Yakup'un 12 oğlu vardır. Kardeşleri Yusuf'u  kıskandıkları için Mısır' lı tüccarlara satarlar ve babalarına onu bir hayvanın parçaladığını söyleyerek kanlı gömleğini götürürler. Yusuf zindana atılır, rüya tabir edebildiği için zindandan kurtulur ve Mısır'da yüksek bir makama atanır. Mısır; maddeler dünyasının sembolüdür. Burada BİLGELİK, DOĞRULUK ve DÜRÜSTLÜK ile hareket eden Yusuf'un yükselişine tanık oluyoruz. AKIL, İDRAK ve GÜÇ temalarının ön plana çıkarıldığı bir anlatı ile karşılaşıyoruz.

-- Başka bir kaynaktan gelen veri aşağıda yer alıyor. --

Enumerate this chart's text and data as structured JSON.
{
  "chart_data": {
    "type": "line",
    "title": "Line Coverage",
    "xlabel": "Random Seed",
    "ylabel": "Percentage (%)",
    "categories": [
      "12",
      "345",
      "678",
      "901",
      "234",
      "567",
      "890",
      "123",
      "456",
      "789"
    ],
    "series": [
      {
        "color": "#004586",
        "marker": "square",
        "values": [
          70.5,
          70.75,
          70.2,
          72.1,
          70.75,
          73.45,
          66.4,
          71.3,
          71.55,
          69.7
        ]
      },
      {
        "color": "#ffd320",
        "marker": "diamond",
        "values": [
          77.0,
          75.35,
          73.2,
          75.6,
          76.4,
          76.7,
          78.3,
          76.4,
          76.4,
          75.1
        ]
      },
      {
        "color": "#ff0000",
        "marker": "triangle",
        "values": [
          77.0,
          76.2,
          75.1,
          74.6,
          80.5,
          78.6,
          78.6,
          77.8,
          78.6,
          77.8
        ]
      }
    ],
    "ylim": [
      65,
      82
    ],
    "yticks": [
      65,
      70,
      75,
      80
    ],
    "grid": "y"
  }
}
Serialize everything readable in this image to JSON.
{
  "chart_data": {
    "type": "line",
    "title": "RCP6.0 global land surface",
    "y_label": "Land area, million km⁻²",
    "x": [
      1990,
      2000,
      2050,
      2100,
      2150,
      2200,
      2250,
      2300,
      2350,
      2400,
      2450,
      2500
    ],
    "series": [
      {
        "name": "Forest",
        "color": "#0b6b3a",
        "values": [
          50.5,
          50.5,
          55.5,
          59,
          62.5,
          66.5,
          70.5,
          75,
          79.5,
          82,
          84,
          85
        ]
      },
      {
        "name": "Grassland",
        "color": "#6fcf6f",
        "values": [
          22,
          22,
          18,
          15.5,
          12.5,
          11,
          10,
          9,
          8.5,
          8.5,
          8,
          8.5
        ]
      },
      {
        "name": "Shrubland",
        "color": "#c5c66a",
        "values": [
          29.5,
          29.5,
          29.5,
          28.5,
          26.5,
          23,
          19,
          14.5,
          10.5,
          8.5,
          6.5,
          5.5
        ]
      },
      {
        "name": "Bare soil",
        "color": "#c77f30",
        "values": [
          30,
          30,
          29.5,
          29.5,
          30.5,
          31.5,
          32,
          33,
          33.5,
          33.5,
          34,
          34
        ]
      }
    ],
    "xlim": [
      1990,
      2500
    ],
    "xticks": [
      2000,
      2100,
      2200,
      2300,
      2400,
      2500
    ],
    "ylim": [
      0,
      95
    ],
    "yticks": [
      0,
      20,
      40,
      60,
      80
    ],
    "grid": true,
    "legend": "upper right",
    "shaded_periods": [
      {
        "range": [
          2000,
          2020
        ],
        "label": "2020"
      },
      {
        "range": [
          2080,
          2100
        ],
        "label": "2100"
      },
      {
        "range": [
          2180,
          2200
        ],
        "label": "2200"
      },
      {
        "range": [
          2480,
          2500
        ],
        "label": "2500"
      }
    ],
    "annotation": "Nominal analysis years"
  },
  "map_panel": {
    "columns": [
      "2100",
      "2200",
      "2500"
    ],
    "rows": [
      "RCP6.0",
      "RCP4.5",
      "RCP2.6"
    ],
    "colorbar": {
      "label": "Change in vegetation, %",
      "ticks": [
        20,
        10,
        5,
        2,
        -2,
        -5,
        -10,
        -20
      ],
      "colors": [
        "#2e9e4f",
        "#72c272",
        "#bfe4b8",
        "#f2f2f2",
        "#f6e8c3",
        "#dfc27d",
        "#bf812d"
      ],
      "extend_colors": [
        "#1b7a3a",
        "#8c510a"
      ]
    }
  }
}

Yaratıcının her an onlarla birlikte olduğu vurgusu; kıtlık sonucu Yakup ve oğullarının Mısır'a gelişi ve İbrahim'in Asâsının Yusuf'a verilmesi ile devam eder.

Yusuf haramdan uzak durmuş, Züleyha' nın onu baştan çıkarmasına izin vermediği için zindana atılmıştır. Yusuf döneminde; DOĞRULUK, DÜRÜSTLÜK, NEFSİNE HAKİM OLABİLME, GELECEĞİ GÖRME, kardeşlerini AFFEDEBİLME, ADALETLE HAREKET ederek halkın kıtlıktan etkilenmesini önleme temaları vurgulanır. Yaşananlar karşısında yeterince SAFLAŞMA ve rüya kapısının açılması ruhsal bağlantı ile ilgilidir. Rüyaları yorumlayabilme yani sembol dilini okuyabilme yeteneğinin ortaya çıkması kurulan RUHSAL BAĞLANTININ göstergesidir.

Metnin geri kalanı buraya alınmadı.